Approved SBA Economic Injury Assistance Loans Top $8.4 Million
SBA has approved 126 economic injury assistance loans to date, totaling more than $8.4 million for small businesses in the Gulf Coast impacted by the BP oil spill. Additionally, the agency has granted deferments on 523 existing SBA disaster loans in the region, totaling more than $2.6 million per month in payments. For information on assistance loans for affected businesses, visit the SBA’s Web site at www.sba.gov/services/disasterassistance, call (800) 659-2955 (800-877-8339 for the hearing impaired), or email email@example.com.
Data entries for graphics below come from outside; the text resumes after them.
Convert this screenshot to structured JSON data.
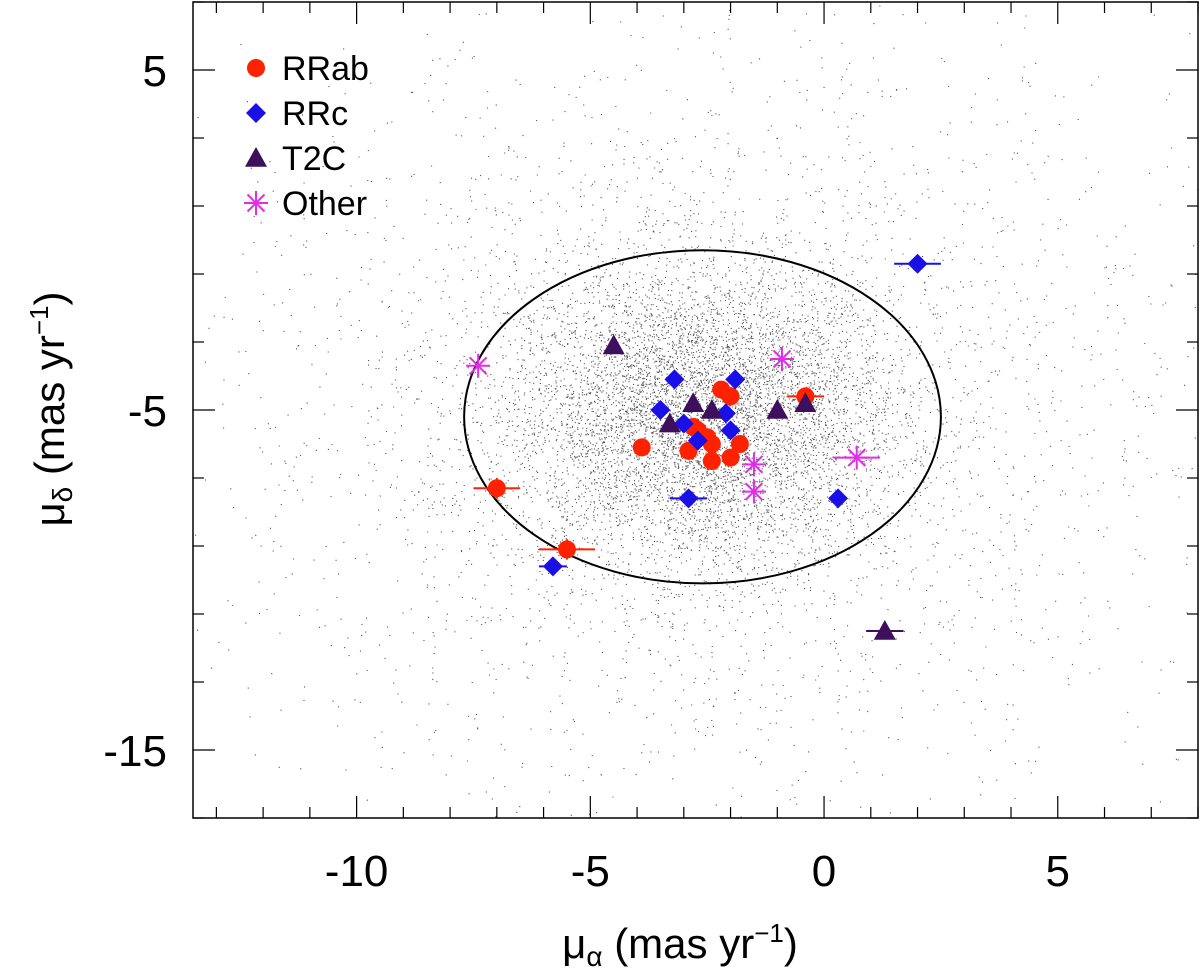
{
  "chart_data": {
    "type": "scatter",
    "xlabel": {
      "symbol": "μ",
      "sub": "α",
      "units": " (mas yr",
      "exp": "−1",
      "close": ")"
    },
    "ylabel": {
      "symbol": "μ",
      "sub": "δ",
      "units": " (mas yr",
      "exp": "−1",
      "close": ")"
    },
    "xlim": [
      -13.5,
      8.0
    ],
    "ylim": [
      -17.0,
      7.0
    ],
    "xticks": [
      {
        "value": -10,
        "label": "-10"
      },
      {
        "value": -5,
        "label": "-5"
      },
      {
        "value": 0,
        "label": "0"
      },
      {
        "value": 5,
        "label": "5"
      }
    ],
    "yticks": [
      {
        "value": 5,
        "label": "5"
      },
      {
        "value": -5,
        "label": "-5"
      },
      {
        "value": -15,
        "label": "-15"
      }
    ],
    "x_minor_step": 1,
    "y_minor_step": 2,
    "colors": {
      "RRab": "#ff2200",
      "RRc": "#1a10e6",
      "T2C": "#3d0f5c",
      "Other": "#e02ee8",
      "field": "#444444",
      "ellipse": "#000000"
    },
    "ellipse": {
      "cx": -2.6,
      "cy": -5.2,
      "rx": 5.1,
      "ry": 4.9
    },
    "background_field": {
      "center_x": -2.6,
      "center_y": -5.2,
      "n_dense": 9000,
      "n_wide": 3500
    },
    "series": [
      {
        "name": "RRab",
        "marker": "circle",
        "points": [
          {
            "x": -7.0,
            "y": -7.3,
            "xerr": 0.5,
            "yerr": 0.3
          },
          {
            "x": -5.5,
            "y": -9.1,
            "xerr": 0.6,
            "yerr": 0.3
          },
          {
            "x": -3.9,
            "y": -6.1
          },
          {
            "x": -2.9,
            "y": -6.2
          },
          {
            "x": -2.7,
            "y": -5.6
          },
          {
            "x": -2.4,
            "y": -6.0
          },
          {
            "x": -2.2,
            "y": -4.4
          },
          {
            "x": -2.0,
            "y": -4.6
          },
          {
            "x": -2.0,
            "y": -6.4
          },
          {
            "x": -2.4,
            "y": -6.5
          },
          {
            "x": -1.8,
            "y": -6.0
          },
          {
            "x": -2.5,
            "y": -5.8
          },
          {
            "x": -0.4,
            "y": -4.6,
            "xerr": 0.4
          },
          {
            "x": -2.8,
            "y": -5.5
          }
        ]
      },
      {
        "name": "RRc",
        "marker": "diamond",
        "points": [
          {
            "x": 2.0,
            "y": -0.7,
            "xerr": 0.5
          },
          {
            "x": -3.2,
            "y": -4.1
          },
          {
            "x": -1.9,
            "y": -4.1
          },
          {
            "x": -3.5,
            "y": -5.0
          },
          {
            "x": -2.1,
            "y": -5.1
          },
          {
            "x": -2.7,
            "y": -5.9
          },
          {
            "x": -2.0,
            "y": -5.6
          },
          {
            "x": -3.0,
            "y": -5.4
          },
          {
            "x": -2.9,
            "y": -7.6,
            "xerr": 0.4
          },
          {
            "x": 0.3,
            "y": -7.6
          },
          {
            "x": -5.8,
            "y": -9.6,
            "xerr": 0.3
          }
        ]
      },
      {
        "name": "T2C",
        "marker": "triangle",
        "points": [
          {
            "x": -4.5,
            "y": -3.1
          },
          {
            "x": -2.8,
            "y": -4.8
          },
          {
            "x": -2.4,
            "y": -5.0
          },
          {
            "x": -3.3,
            "y": -5.4
          },
          {
            "x": -1.0,
            "y": -5.0
          },
          {
            "x": -0.4,
            "y": -4.8
          },
          {
            "x": 1.3,
            "y": -11.5,
            "xerr": 0.4
          }
        ]
      },
      {
        "name": "Other",
        "marker": "asterisk",
        "points": [
          {
            "x": -7.4,
            "y": -3.7
          },
          {
            "x": -0.9,
            "y": -3.5
          },
          {
            "x": -1.5,
            "y": -6.6
          },
          {
            "x": -1.5,
            "y": -7.4
          },
          {
            "x": 0.7,
            "y": -6.4,
            "xerr": 0.5
          }
        ]
      }
    ],
    "legend": {
      "position": "top-left",
      "entries": [
        "RRab",
        "RRc",
        "T2C",
        "Other"
      ]
    }
  }
}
Administration Continues to Oversee BP’s Claims Process; $130 Million Disbursed
The administration will continue to hold the responsible parties accountable for repairing the damage, and repaying Americans who’ve suffered a financial loss as a result of the BP oil spill. To date, 85,060 claims have been opened, from which more than $130 million have been disbursed. No claims have been denied to date. There are 952 claims adjusters on the ground. To file a claim, visit www.bp.com/claims or call BP’s helpline at 1-800-440-0858. Those who have already pursued the BP claims process and are not satisfied with BP’s resolution can call the Coast Guard at (800) 280-7118. Additional information about the BP claims process and all available avenues of assistance can be found at www.disasterassistance.gov.
By the Numbers to Date:
* The extent of shoreline oiling reported for Louisiana has been modified to be consistent with shoreline survey reports from the other Gulf States. The change in the numbers is a reporting issue rather than new oiling. Shoreline impacts vary greatly along the coast – both in degree of impact and type of environment (e.g. beach or marsh), and some reports to date have focused only on the heaviest oiled areas planned for immediate response. These reports will now include all degrees of oiling and will be consistent between states.
These numbers continue to reflect a daily snapshot of shoreline currently experiencing impacts from oil so that planning and field operations can more quickly respond to new impacts; they do not include cumulative impacts to date, or shoreline that has already been cleared.